Milton Lourenço: O preço de um calote

Nesta coluna, o empresário e agente de carga de logística fala sobre as consequências de empréstimos feitos pelo Brasil

Por: Milton Lourenço  -  27/01/19  -  00:20

Como era de se esperar, o governo de Cuba pagou apenas parcialmente o empréstimo que o Banco Nacional de Desenvolvimento Econômico e Social (BNDES) lhe fez, em 2008, para financiar a construção de um terminal no porto de Mariel. Segundo a Agência France-Presse, o governo cubano pagou apenas US$ 2 milhões de uma parcela de US$ 8 milhões de financiamentos contraídos com o BNDES e com o Programa de Exportação (Proex) do governo federal.


Dessa maneira, ao deixar de receber US$ 6 milhões – cerca de R$ 23 milhões, na cotação atual – da parcela que deveria ter sido quitada em junho de 2018, o BNDES, passados mais de 180 dias, formalizou o calote e acionou o Fundo de Garantia à Exportação. Ou seja: será o Tesouro Nacional – em outras palavras, a sociedade brasileira – quem terá de pagar pela irresponsabilidade do governo que optou por investir na construção de um terminal portuário em Cuba.


Na época, o governo Lula, dentro de sua política de aproximação com países latino-americanos, africanos e do Hemisfério Sul, a chamada estratégia de cooperação Sul-Sul, fez o empréstimo para a empreiteira Norberto Odebrecht ampliar e modernizar o porto de Mariel, praticamente sem contrapartida para a economia brasileira, já que não foram poucas as empresas nacionais que desistiram de participar de negócios ou investir naquele complexo portuário.


Além do aspecto ideológico, não se sabe de nenhuma outra razão factível que tenha levado o governo brasileiro a fazer aquele empréstimo, exatamente num setor em que o Brasil carece de muitos investimentos. Basta lembrar que o Porto de Santos, responsável pela movimentação de 27% do comércio exterior brasileiro, continua a operar com um calado inferior a 14 metros, o que impede a atracação de chamados navios post-Panamax.

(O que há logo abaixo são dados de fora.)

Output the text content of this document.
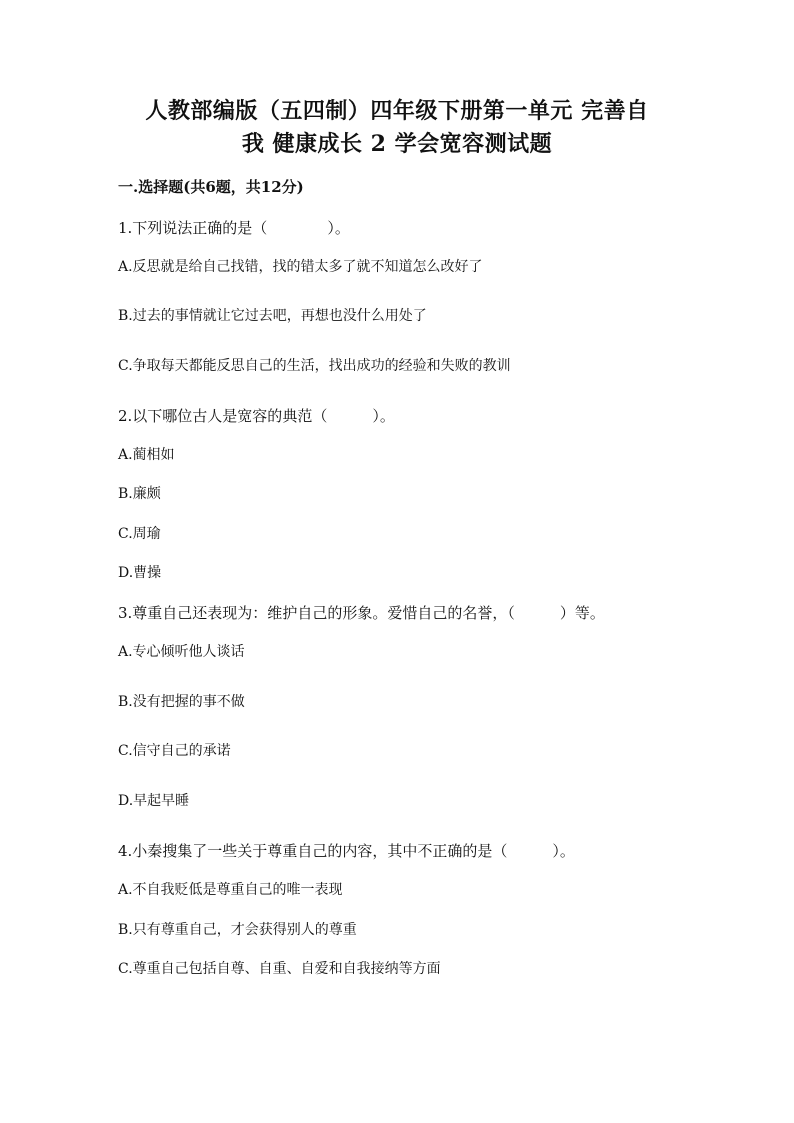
人教部编版（五四制）四年级下册第一单元 完善自
我 健康成长 2 学会宽容测试题

一.选择题(共6题，共12分)

1.下列说法正确的是（　　　　）。

A.反思就是给自己找错，找的错太多了就不知道怎么改好了

B.过去的事情就让它过去吧，再想也没什么用处了

C.争取每天都能反思自己的生活，找出成功的经验和失败的教训

2.以下哪位古人是宽容的典范（　　　）。

A.蔺相如

B.廉颇

C.周瑜

D.曹操

3.尊重自己还表现为：维护自己的形象。爱惜自己的名誉，（　　　）等。

A.专心倾听他人谈话

B.没有把握的事不做

C.信守自己的承诺

D.早起早睡

4.小秦搜集了一些关于尊重自己的内容，其中不正确的是（　　　）。

A.不自我贬低是尊重自己的唯一表现

B.只有尊重自己，才会获得别人的尊重

C.尊重自己包括自尊、自重、自爱和自我接纳等方面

Provavelmente esses recursos teriam sido suficientes, pelo menos, para construir ou dar início à construção de uma plataforma off shore (fora da praia) no Porto de Santos, o que permitiria a execução dos serviços de carga e descarga naqueles navios de última geração. E evitaria que milhões de reais continuem a ser gastos todos os anos em serviços de desassoreamento do canal de navegação.


É de se imaginar também que a aplicação daqueles recursos teriam tido um objetivo mais justo e produtivo se tivessem sido usados para reaparelhar e modernizar outros portos brasileiros, como o de Suape, em Cabo de Santo Agostinho, em Pernambuco, o principal do Nordeste, que, infelizmente, tem hoje uma capacidade que equivale a apenas 70% do que dispõe o porto cubano de Mariel.

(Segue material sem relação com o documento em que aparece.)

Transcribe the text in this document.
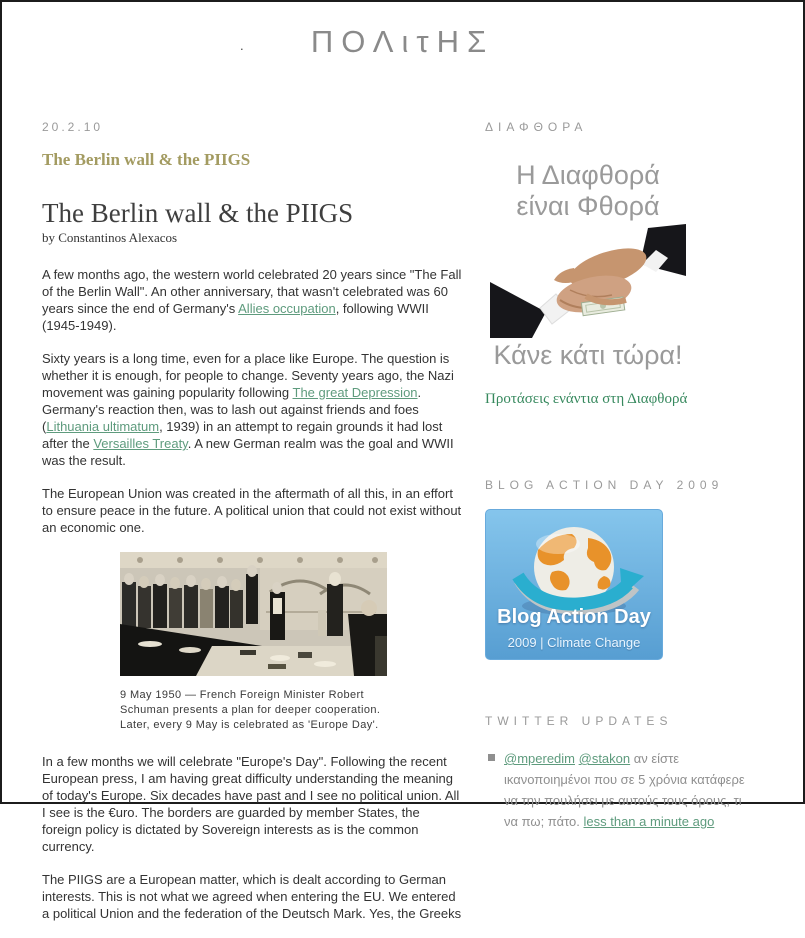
.	ΠΟΛιτΗΣ
20.2.10
The Berlin wall & the PIIGS
The Berlin wall & the PIIGS
by Constantinos Alexacos

A few months ago, the western world celebrated 20 years since "The Fall of the Berlin Wall". An other anniversary, that wasn't celebrated was 60 years since the end of Germany's Allies occupation, following WWII (1945-1949).

Sixty years is a long time, even for a place like Europe. The question is whether it is enough, for people to change. Seventy years ago, the Nazi movement was gaining popularity following The great Depression. Germany's reaction then, was to lash out against friends and foes (Lithuania ultimatum, 1939) in an attempt to regain grounds it had lost after the Versailles Treaty. A new German realm was the goal and WWII was the result.

The European Union was created in the aftermath of all this, in an effort to ensure peace in the future. A political union that could not exist without an economic one.

9 May 1950 — French Foreign Minister Robert Schuman presents a plan for deeper cooperation. Later, every 9 May is celebrated as 'Europe Day'.

In a few months we will celebrate "Europe's Day". Following the recent European press, I am having great difficulty understanding the meaning of today's Europe. Six decades have past and I see no political union. All I see is the €uro. The borders are guarded by member States, the foreign policy is dictated by Sovereign interests as is the common currency.

The PIIGS are a European matter, which is dealt according to German interests. This is not what we agreed when entering the EU. We entered a political Union and the federation of the Deutsch Mark. Yes, the Greeks

ΔΙΑΦΘΟΡΑ
Η Διαφθορά
είναι Φθορά
Κάνε κάτι τώρα!
Προτάσεις ενάντια στη Διαφθορά
BLOG ACTION DAY 2009
Blog Action Day
2009 | Climate Change
TWITTER UPDATES
@mperedim @stakon αν είστε ικανοποιημένοι που σε 5 χρόνια κατάφερε να την πουλήσει με αυτούς τους όρους, τι να πω; πάτο. less than a minute ago
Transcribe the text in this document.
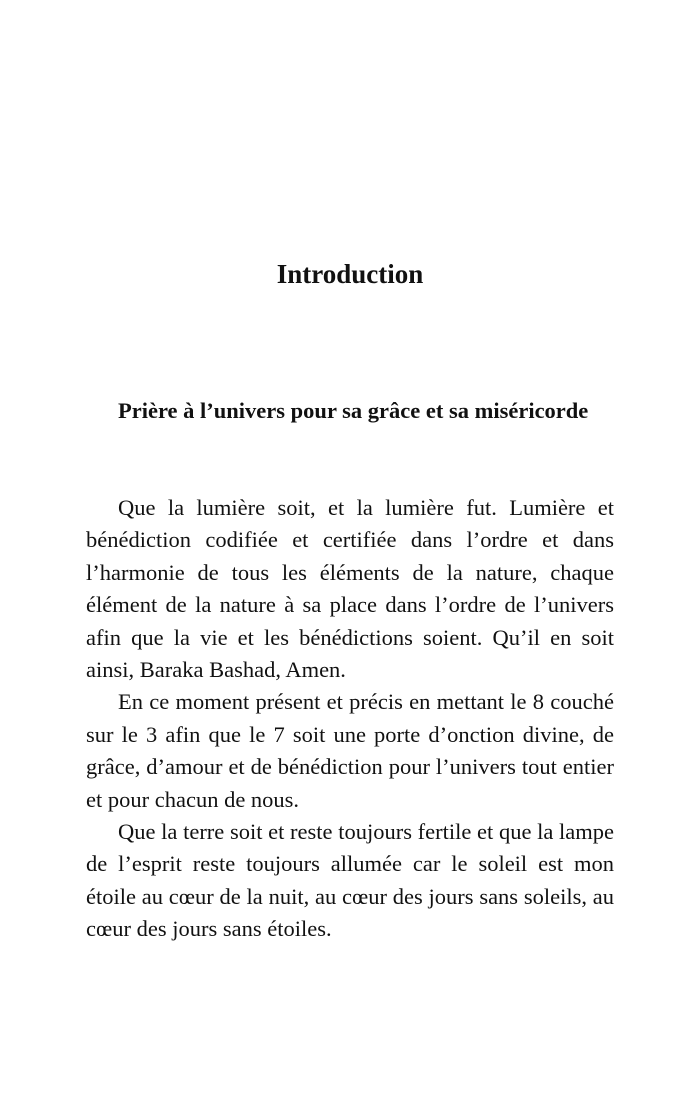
Introduction

Prière à l’univers pour sa grâce et sa miséricorde

Que la lumière soit, et la lumière fut. Lumière et bénédiction codifiée et certifiée dans l’ordre et dans l’harmonie de tous les éléments de la nature, chaque élément de la nature à sa place dans l’ordre de l’univers afin que la vie et les bénédictions soient. Qu’il en soit ainsi, Baraka Bashad, Amen.

En ce moment présent et précis en mettant le 8 couché sur le 3 afin que le 7 soit une porte d’onction divine, de grâce, d’amour et de bénédiction pour l’univers tout entier et pour chacun de nous.

Que la terre soit et reste toujours fertile et que la lampe de l’esprit reste toujours allumée car le soleil est mon étoile au cœur de la nuit, au cœur des jours sans soleils, au cœur des jours sans étoiles.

Mas não é só. Sabe-se que, todos os anos, o Brasil deixa de arrecadar mais impostos por não dispor de uma infraestrutura logística que permita o amplo escoamento de suas safras agrícolas, especialmente a de soja. Sem contar os prejuízos que são causados por estradas esburacadas ou mesmo ainda sem asfalto e totalmente enlameadas no período das chuvas na região Norte.

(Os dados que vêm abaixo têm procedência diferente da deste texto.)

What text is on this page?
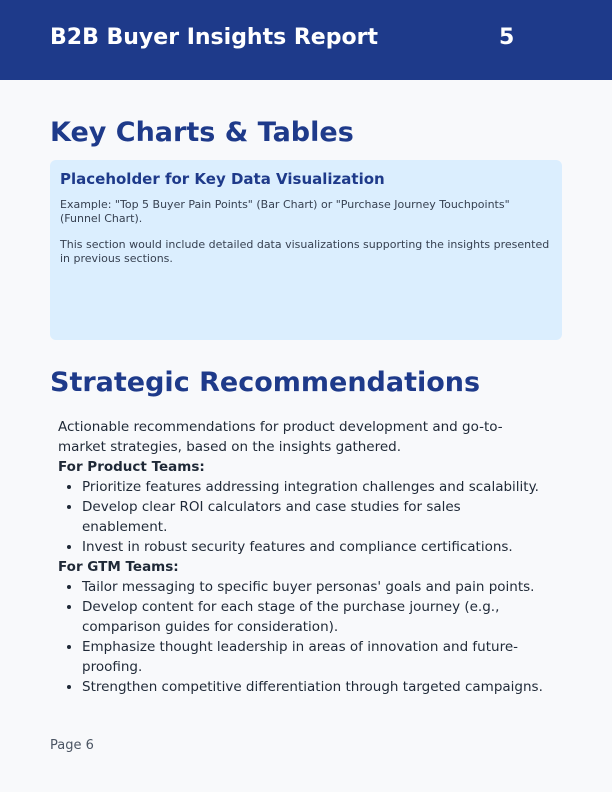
B2B Buyer Insights Report	5
Key Charts & Tables

Placeholder for Key Data Visualization

Example: "Top 5 Buyer Pain Points" (Bar Chart) or "Purchase Journey Touchpoints" (Funnel Chart).

This section would include detailed data visualizations supporting the insights presented in previous sections.

Strategic Recommendations

Actionable recommendations for product development and go-to-market strategies, based on the insights gathered.

For Product Teams:

• Prioritize features addressing integration challenges and scalability.
• Develop clear ROI calculators and case studies for sales enablement.
• Invest in robust security features and compliance certifications.

For GTM Teams:

• Tailor messaging to specific buyer personas' goals and pain points.
• Develop content for each stage of the purchase journey (e.g., comparison guides for consideration).
• Emphasize thought leadership in areas of innovation and future-proofing.
• Strengthen competitive differentiation through targeted campaigns.
Page 6
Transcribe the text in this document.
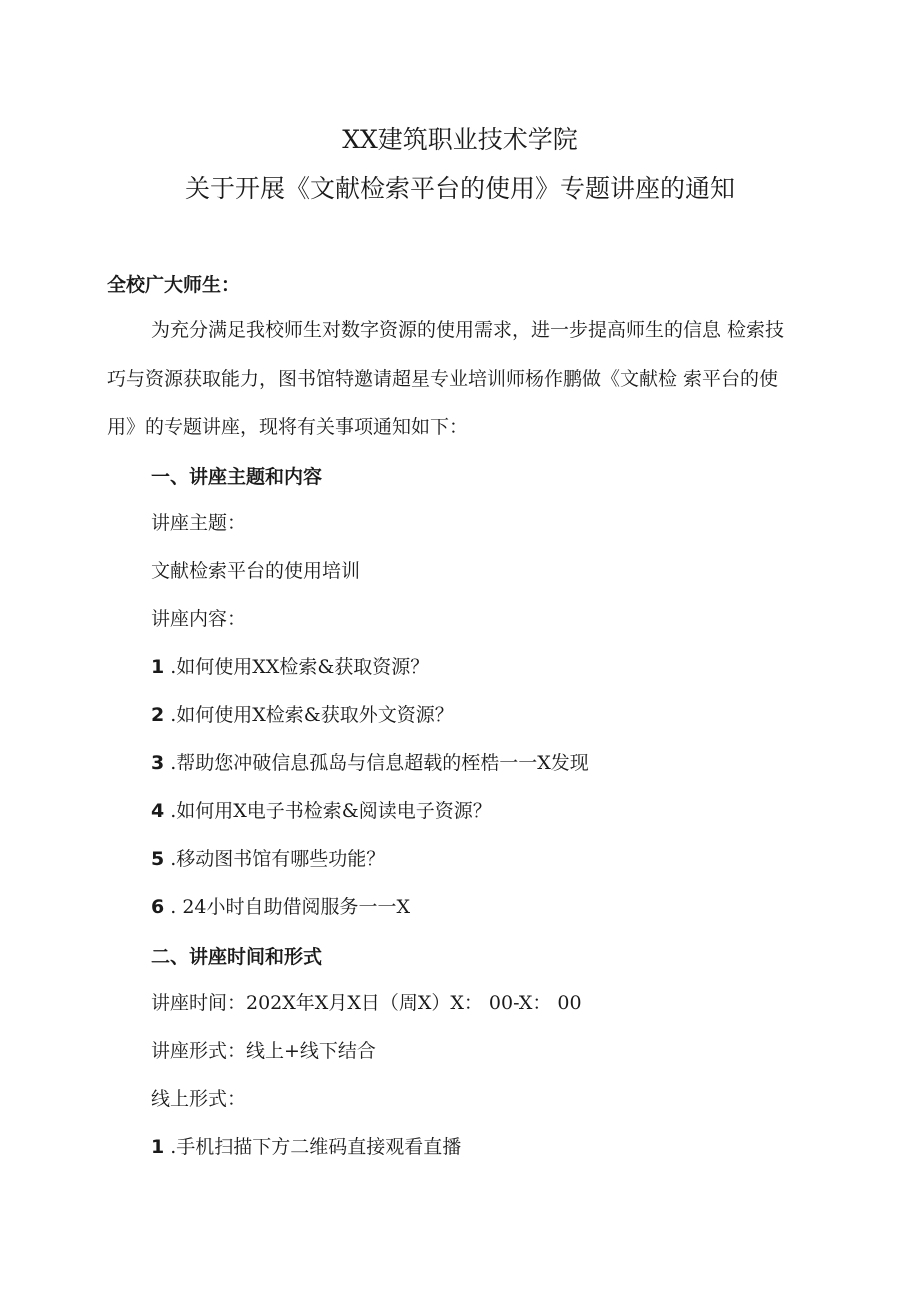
XX建筑职业技术学院
关于开展《文献检索平台的使用》专题讲座的通知
全校广大师生：
为充分满足我校师生对数字资源的使用需求，进一步提高师生的信息 检索技
巧与资源获取能力，图书馆特邀请超星专业培训师杨作鹏做《文献检 索平台的使
用》的专题讲座，现将有关事项通知如下：
一、讲座主题和内容
讲座主题：
文献检索平台的使用培训
讲座内容：
1 .如何使用XX检索&获取资源？
2 .如何使用X检索&获取外文资源？
3 .帮助您冲破信息孤岛与信息超载的桎梏一一X发现
4 .如何用X电子书检索&阅读电子资源？
5 .移动图书馆有哪些功能？
6 . 24小时自助借阅服务一一X
二、讲座时间和形式
讲座时间：202X年X月X日（周X）X： 00-X： 00
讲座形式：线上+线下结合
线上形式：
1 .手机扫描下方二维码直接观看直播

E que, segundo estudo da Federação das Indústrias do Rio de Janeiro (Firjan), o chamado custo Brasil – infraestrutura logística deficiente, alta carga tributária, juros altos, pesados encargos sociais e excesso de burocracia – faz com que os preços dos produtos da indústria de transformação fiquem até 30% mais caros do que os fabricados em outros países, impossibilitando a sua colocação no mercado externo.


O pior é que o BNDES não investiu recursos públicos apenas em Cuba, mas em obras de infraestrutura de outros quinze países, como se o Brasil não tivesse mais necessidade de ampliar os seus sistemas rodoviário, ferroviário, hidroviário e de cabotagem. E seus portos e aeroportos funcionassem às mil maravilhas.